Business Inventories Rise 0.2% in July
WASHINGTON — Business inventories, pushed up by a backlog of unsold cars, rose 0.2% in July as total business sales remained essentially unchanged, the government said Wednesday.
The Commerce Department said stockpiles held on shelves and back lots climbed to $676.2 billion in July, following a larger 0.5% increase in inventories in June.
Sales, meanwhile, were basically unchanged in July at $451.6 billion after a giant 1.2% jump in June. The flat overall sales figure included a 0.5% rise in retail sales, a 0.4% increase in wholesale sales and a 0.7% decline in sales by manufacturers.
In an advance report Tuesday, the government said retail sales rose 1.3% in August, the biggest advance in six months, but virtually all of the increase came in a big jump in auto sales.

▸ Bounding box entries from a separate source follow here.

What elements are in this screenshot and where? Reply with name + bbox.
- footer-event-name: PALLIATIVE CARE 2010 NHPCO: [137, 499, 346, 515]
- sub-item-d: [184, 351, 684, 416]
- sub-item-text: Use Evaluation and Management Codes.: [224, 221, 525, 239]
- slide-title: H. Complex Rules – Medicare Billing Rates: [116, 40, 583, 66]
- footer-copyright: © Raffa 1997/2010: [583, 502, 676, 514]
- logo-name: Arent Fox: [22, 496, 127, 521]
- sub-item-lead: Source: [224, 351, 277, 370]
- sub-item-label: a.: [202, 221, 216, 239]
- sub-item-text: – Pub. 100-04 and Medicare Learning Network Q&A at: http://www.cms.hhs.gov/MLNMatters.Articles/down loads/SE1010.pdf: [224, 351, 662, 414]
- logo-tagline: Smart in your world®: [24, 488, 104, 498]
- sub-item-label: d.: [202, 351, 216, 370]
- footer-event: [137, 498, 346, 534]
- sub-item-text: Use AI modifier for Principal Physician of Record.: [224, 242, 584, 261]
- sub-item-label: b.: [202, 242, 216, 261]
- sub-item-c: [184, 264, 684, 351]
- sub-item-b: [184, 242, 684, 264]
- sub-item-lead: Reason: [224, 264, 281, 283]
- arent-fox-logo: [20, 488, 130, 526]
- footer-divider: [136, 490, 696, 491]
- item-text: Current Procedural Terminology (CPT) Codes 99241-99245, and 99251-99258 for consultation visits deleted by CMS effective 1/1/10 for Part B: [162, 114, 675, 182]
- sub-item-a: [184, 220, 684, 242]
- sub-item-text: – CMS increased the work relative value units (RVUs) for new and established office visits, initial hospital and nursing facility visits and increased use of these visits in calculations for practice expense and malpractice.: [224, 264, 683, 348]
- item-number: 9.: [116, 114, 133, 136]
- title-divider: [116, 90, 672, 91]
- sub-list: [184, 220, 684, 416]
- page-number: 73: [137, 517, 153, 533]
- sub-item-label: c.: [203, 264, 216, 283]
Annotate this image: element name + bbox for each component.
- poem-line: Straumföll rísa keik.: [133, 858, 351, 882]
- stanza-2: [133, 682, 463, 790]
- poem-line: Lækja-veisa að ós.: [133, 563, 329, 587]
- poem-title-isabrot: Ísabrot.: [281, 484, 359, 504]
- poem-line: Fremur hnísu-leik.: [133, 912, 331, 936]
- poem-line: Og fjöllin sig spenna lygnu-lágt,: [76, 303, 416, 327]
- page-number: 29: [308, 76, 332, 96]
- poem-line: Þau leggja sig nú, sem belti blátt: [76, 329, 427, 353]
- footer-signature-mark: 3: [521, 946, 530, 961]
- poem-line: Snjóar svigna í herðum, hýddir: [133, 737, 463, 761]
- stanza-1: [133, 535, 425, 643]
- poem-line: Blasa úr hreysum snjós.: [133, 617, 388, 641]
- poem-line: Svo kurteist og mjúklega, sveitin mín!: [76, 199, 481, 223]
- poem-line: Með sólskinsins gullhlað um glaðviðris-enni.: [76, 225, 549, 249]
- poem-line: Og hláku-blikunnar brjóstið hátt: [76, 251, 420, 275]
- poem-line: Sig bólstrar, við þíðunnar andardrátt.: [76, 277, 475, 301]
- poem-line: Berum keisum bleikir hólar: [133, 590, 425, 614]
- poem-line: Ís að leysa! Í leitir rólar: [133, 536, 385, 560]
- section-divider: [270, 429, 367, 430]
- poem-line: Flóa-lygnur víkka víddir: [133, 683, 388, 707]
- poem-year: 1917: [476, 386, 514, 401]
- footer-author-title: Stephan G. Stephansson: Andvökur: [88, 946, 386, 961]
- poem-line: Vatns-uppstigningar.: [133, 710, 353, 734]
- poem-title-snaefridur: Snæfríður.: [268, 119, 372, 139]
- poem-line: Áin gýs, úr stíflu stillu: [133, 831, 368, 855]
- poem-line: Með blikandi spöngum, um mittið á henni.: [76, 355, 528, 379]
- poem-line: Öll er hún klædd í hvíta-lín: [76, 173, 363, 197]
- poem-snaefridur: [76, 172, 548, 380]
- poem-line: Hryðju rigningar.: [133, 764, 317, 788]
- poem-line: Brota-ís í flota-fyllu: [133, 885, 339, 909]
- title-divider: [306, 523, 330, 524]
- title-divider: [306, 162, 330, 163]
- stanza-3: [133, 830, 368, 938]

A big factor in the inventory increase in July was a 0.5% jump in unsold cars on dealers’ lots, pushing car inventories 8.4% above where they were a year earlier. The high backlog of cars forced auto makers in August to offer new sales incentives programs.
Michael Evans, head of a Washington forecasting firm, said retail sales, excluding autos, have not increased at all in the past five months. He said that while the growth in inventories would boost overall economic activity in the current July-September quarter, it would likely depress activity in the final three months of the year.
Overall, inventories climbed 0.4% at both the retail level and the manufacturing level while posting a 0.5% drop at the wholesale level.
The combination of unchanged sales and rising inventories put the inventory to sales ratio up slightly in July at 1.50. It had been 1.49 in June. The new figure means it would take 1.5 months to exhaust inventories at the July sales pace.